Lejos de las ciudades, las cosas se nos presentan distintas. Si nos adentramos en un bosque, una vez abandonado el sendero, no tardamos en sentirnos ... perdidos, sumergidos en algo aparentemente caótico, cuando en realidad un bosque es un espacio ordenado.
Los árboles en un bosque, crecen según y dónde, pendiente y ladera. Y lo hacen guardando entre ellos más o menos una distancia. Su reunión en masa obedece a unas leyes, una geometría de la especie que se manifiesta en proporciones en función de su altura y copa. Nos cuesta entender este orden vegetal. Entre otras cosas porque los árboles en su disposición aquí y allá nos impiden trazar una línea recta al caminar. Pero también porque nuestra reducción de pensamiento es tan brutal que estamos llegando a identificar geometría con rigidez y orden con falta de libertad.
Si observamos bandadas de aves sorprende verlas cómo despegan sin anuncio previo, cómo se desplazan y giran en el aire, acelerando o ralentizando el vuelo, sin chocar nunca. Cuando son pequeños pájaros vemos una nube de puntos que genera un volumen variable a cada instante.
De la observación de los animales en manada, el arquitecto Stan Allen concluye leyes aplicables a las organizaciones arquitectónicas de nuestra sociedad siempre en masa y en movimiento. De las leyes que rigen en un bosque es posible transferir conocimientos al diseño de nuestras construcciones humanas de edificios y ciudades.

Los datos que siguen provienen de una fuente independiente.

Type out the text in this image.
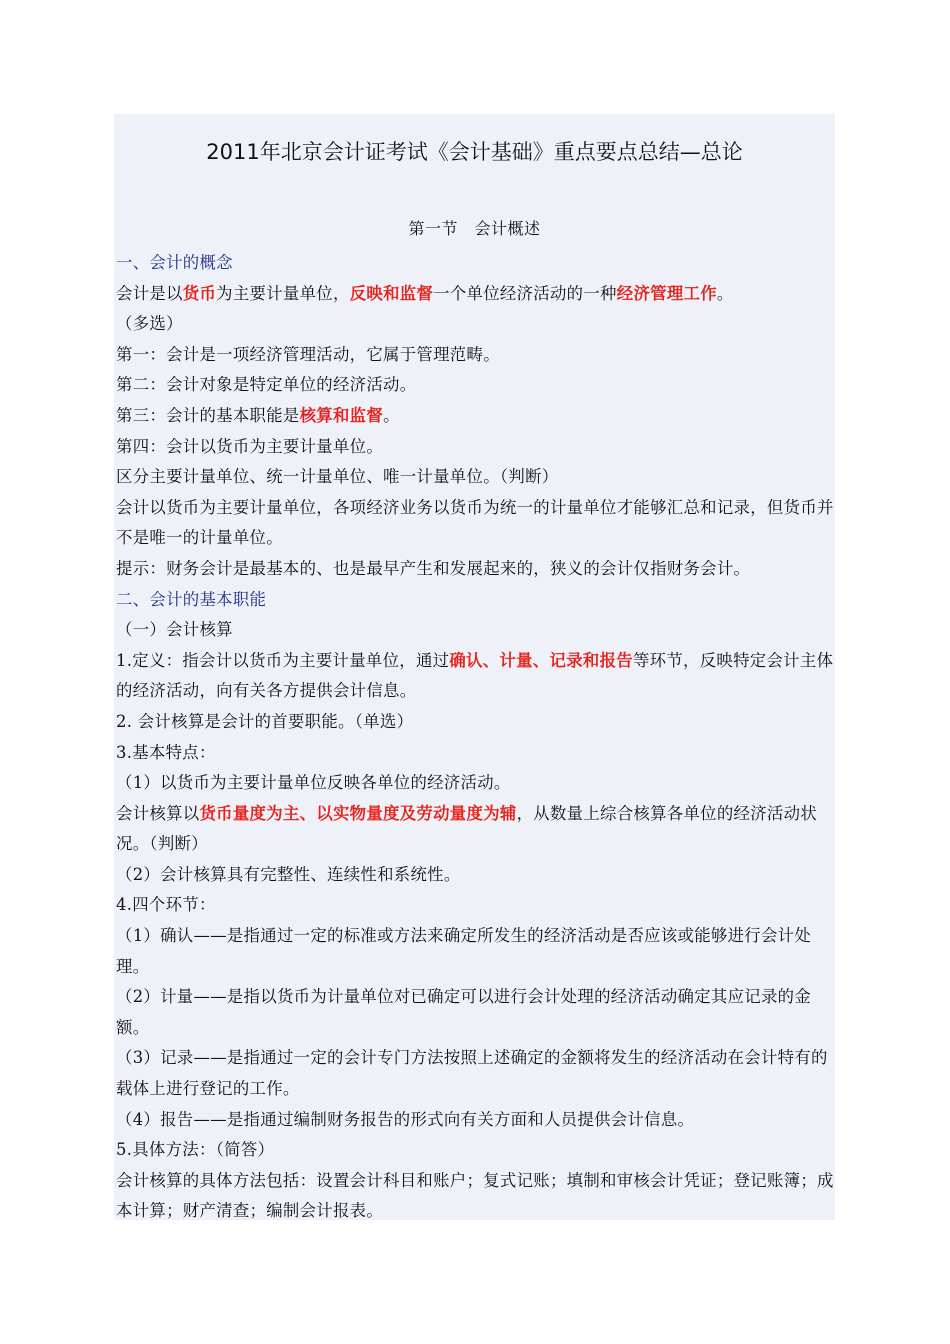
2011年北京会计证考试《会计基础》重点要点总结—总论
第一节　会计概述

一、会计的概念

会计是以货币为主要计量单位，反映和监督一个单位经济活动的一种经济管理工作。

（多选）

第一：会计是一项经济管理活动，它属于管理范畴。

第二：会计对象是特定单位的经济活动。

第三：会计的基本职能是核算和监督。

第四：会计以货币为主要计量单位。

区分主要计量单位、统一计量单位、唯一计量单位。（判断）

会计以货币为主要计量单位，各项经济业务以货币为统一的计量单位才能够汇总和记录，但货币并不是唯一的计量单位。

提示：财务会计是最基本的、也是最早产生和发展起来的，狭义的会计仅指财务会计。

二、会计的基本职能

（一）会计核算

1.定义：指会计以货币为主要计量单位，通过确认、计量、记录和报告等环节，反映特定会计主体的经济活动，向有关各方提供会计信息。

2. 会计核算是会计的首要职能。（单选）

3.基本特点：

（1）以货币为主要计量单位反映各单位的经济活动。

会计核算以货币量度为主、以实物量度及劳动量度为辅，从数量上综合核算各单位的经济活动状况。（判断）

（2）会计核算具有完整性、连续性和系统性。

4.四个环节：

（1）确认——是指通过一定的标准或方法来确定所发生的经济活动是否应该或能够进行会计处理。

（2）计量——是指以货币为计量单位对已确定可以进行会计处理的经济活动确定其应记录的金额。

（3）记录——是指通过一定的会计专门方法按照上述确定的金额将发生的经济活动在会计特有的载体上进行登记的工作。

（4）报告——是指通过编制财务报告的形式向有关方面和人员提供会计信息。

5.具体方法：（简答）

会计核算的具体方法包括：设置会计科目和账户；复式记账；填制和审核会计凭证；登记账簿；成本计算；财产清查；编制会计报表。
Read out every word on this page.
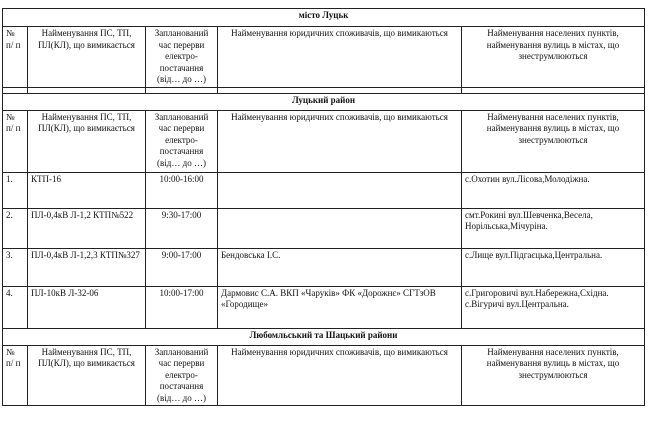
місто Луцьк				
№ п/ п	Найменування ПС, ТП, ПЛ(КЛ), що вимикається	Запланований час перерви електро-постачання (від… до …)	Найменування юридичних споживачів, що вимикаються	Найменування населених пунктів, найменування вулиць в містах, що знеструмлюються

Луцький район				
№ п/ п	Найменування ПС, ТП, ПЛ(КЛ), що вимикається	Запланований час перерви електро-постачання (від… до …)	Найменування юридичних споживачів, що вимикаються	Найменування населених пунктів, найменування вулиць в містах, що знеструмлюються
1.	КТП-16	10:00-16:00		с.Охотин вул.Лісова,Молодіжна.
2.	ПЛ-0,4кВ Л-1,2 КТП№522	9:30-17:00		смт.Рокині вул.Шевченка,Весела, Норільська,Мічуріна.
3.	ПЛ-0,4кВ Л-1,2,3 КТП№327	9:00-17:00	Бендовська І.С.	с.Лище вул.Підгаєцька,Центральна.
4.	ПЛ-10кВ Л-32-06	10:00-17:00	Дармовис С.А. ВКП «Чаруків» ФК «Дорожнє» СГТзОВ «Городище»	с.Григоровичі вул.Набережна,Східна. с.Вігуричі вул.Центральна.
Любомльський та Шацький райони				
№ п/ п	Найменування ПС, ТП, ПЛ(КЛ), що вимикається	Запланований час перерви електро-постачання (від… до …)	Найменування юридичних споживачів, що вимикаються	Найменування населених пунктів, найменування вулиць в містах, що знеструмлюються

En todo lo que sucede en la tierra rige uno u otro orden que identificamos como leyes naturales. Gracias a los documentales televisivos estamos al tanto de ellas. Pero la seducción de lo visual nos lleva a arrinconar los procesos de aprendizaje que son elaborados, como nuestro dibujo a mano, un modesto vehículo para captar lo esencial en lo que vemos, para abstraer lo estrictamente necesario.
De la misma manera que la música mediante sonidos en armonía nos abre una conexión directa con la belleza a través de nuestros oídos, el dibujo tiene la capacidad de conectar nuestro pensar con el afuera, de meter en nuestra cabeza aquello que observamos.
No solo los arquitectos necesitamos dibujar. El dibujo asiste a químicos y médicos. Pero también importa a los que decidieron un día dedicarse a pensar y escribir. García Lorca dibujaba Nueva York y el joven Goethe salía al campo con un cuaderno de dibujo en el que durante un verano atrapó todos los paisajes del cielo cambiante por las nubes.
Hay geometría en la calle, en el paisaje, en todas esas cosas que llamamos vida. Árboles en un bosque, cristales poligonales en las piedras, pájaros como matrices de puntos en el aire, todos obedecen a líneas escondidas que pueden ser desveladas desde una mano que observa con un lápiz.